Costa Amalfitana lança acordo para salvar tradição dos limoeiros

Quem visita a Costa Amalfitana costuma guardar na memória o azul intenso do Mediterrâneo, as vilas coloridas penduradas sobre as falésias e os famosos limoeiros cultivados em terraços que parecem desafiar a gravidade. Mas por trás dessa paisagem que se tornou símbolo da Itália existe um trabalho agrícola centenário, cada vez mais ameaçado pelos custos de produção, pela falta de mão de obra e pelas dificuldades de manter cultivos em áreas montanhosas.

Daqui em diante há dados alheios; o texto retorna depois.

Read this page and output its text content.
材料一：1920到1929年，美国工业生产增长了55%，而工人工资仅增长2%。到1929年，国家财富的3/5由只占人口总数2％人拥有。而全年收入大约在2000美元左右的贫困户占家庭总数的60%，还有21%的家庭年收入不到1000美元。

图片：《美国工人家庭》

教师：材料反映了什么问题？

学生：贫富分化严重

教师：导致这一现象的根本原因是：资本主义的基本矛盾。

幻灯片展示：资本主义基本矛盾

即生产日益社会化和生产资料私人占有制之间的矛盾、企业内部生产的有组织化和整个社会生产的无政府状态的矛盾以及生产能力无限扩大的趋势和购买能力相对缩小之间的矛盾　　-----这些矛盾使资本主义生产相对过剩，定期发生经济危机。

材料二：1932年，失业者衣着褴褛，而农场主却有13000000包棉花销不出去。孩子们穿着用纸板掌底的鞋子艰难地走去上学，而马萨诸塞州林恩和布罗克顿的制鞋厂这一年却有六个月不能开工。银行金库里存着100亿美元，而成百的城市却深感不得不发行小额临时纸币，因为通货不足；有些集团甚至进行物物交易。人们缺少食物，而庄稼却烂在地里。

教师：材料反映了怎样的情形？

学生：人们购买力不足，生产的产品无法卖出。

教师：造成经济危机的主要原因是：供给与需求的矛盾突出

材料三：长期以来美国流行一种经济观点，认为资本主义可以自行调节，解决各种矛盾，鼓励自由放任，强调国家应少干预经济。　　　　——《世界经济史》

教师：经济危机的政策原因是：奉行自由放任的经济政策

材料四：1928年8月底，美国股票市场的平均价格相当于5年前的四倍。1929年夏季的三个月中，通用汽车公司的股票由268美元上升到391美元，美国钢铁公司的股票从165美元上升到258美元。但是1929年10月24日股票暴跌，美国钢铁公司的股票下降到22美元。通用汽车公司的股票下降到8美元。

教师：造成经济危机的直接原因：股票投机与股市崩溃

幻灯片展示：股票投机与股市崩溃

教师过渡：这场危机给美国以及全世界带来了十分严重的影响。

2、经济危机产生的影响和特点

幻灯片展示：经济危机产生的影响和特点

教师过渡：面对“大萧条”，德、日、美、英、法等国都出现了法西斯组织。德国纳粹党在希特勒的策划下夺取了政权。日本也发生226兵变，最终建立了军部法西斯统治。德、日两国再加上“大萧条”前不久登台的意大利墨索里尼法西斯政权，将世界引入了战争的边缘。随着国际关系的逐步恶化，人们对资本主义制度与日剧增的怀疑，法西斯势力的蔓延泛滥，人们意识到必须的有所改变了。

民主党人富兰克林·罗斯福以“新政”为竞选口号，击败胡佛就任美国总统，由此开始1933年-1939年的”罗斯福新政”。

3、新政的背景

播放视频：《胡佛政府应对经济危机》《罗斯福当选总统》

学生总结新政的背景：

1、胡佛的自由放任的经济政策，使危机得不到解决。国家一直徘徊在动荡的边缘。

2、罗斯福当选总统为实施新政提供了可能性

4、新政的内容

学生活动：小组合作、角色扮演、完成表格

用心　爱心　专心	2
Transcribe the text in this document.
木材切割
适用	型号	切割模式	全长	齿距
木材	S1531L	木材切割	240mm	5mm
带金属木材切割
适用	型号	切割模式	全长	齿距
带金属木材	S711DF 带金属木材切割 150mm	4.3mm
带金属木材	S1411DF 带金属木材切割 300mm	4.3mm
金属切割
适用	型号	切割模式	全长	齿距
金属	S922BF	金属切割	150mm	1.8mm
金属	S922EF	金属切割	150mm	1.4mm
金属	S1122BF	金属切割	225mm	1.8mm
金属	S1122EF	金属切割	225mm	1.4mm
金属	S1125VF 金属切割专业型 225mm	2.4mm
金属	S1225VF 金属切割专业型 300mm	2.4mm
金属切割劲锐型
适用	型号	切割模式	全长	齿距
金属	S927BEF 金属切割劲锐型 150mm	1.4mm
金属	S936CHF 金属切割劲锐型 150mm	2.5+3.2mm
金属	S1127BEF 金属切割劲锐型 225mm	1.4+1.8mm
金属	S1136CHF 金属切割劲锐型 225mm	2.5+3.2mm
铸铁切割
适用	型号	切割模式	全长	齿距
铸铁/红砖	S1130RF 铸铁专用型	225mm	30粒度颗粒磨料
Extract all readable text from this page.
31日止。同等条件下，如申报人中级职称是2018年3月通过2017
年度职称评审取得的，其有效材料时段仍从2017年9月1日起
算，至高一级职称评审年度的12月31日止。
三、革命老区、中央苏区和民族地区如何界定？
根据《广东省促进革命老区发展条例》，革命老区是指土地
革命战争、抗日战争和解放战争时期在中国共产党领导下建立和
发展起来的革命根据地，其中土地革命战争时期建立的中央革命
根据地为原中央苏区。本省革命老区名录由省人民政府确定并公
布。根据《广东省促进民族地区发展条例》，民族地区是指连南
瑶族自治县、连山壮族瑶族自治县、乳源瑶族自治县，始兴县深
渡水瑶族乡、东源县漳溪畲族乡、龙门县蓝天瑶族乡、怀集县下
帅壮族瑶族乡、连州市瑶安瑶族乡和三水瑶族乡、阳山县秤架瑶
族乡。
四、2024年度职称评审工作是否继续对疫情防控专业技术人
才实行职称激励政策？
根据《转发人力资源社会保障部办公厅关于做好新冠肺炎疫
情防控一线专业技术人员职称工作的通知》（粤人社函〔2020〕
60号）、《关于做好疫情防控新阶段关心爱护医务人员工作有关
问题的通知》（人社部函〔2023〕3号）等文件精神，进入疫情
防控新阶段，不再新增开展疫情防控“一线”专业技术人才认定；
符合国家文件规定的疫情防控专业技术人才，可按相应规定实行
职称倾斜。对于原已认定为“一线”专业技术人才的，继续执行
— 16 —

Foi justamente para proteger esse patrimônio que representantes de instituições locais e do setor agrícola assinaram, em Amalfi, a chamada “Carta das Paisagens Citrícolas”, um documento que reconhece oficialmente a limonicultura da Campânia como um patrimônio econômico, ambiental, cultural e turístico de interesse estratégico para a região.

Segundo informações divulgadas pelo portal La Voce del Vesuvio, a iniciativa reúne entidades agrícolas, municípios e organizações locais em torno de um objetivo comum: preservar uma atividade que ajudou a moldar a identidade de alguns dos territórios mais famosos do sul da Itália.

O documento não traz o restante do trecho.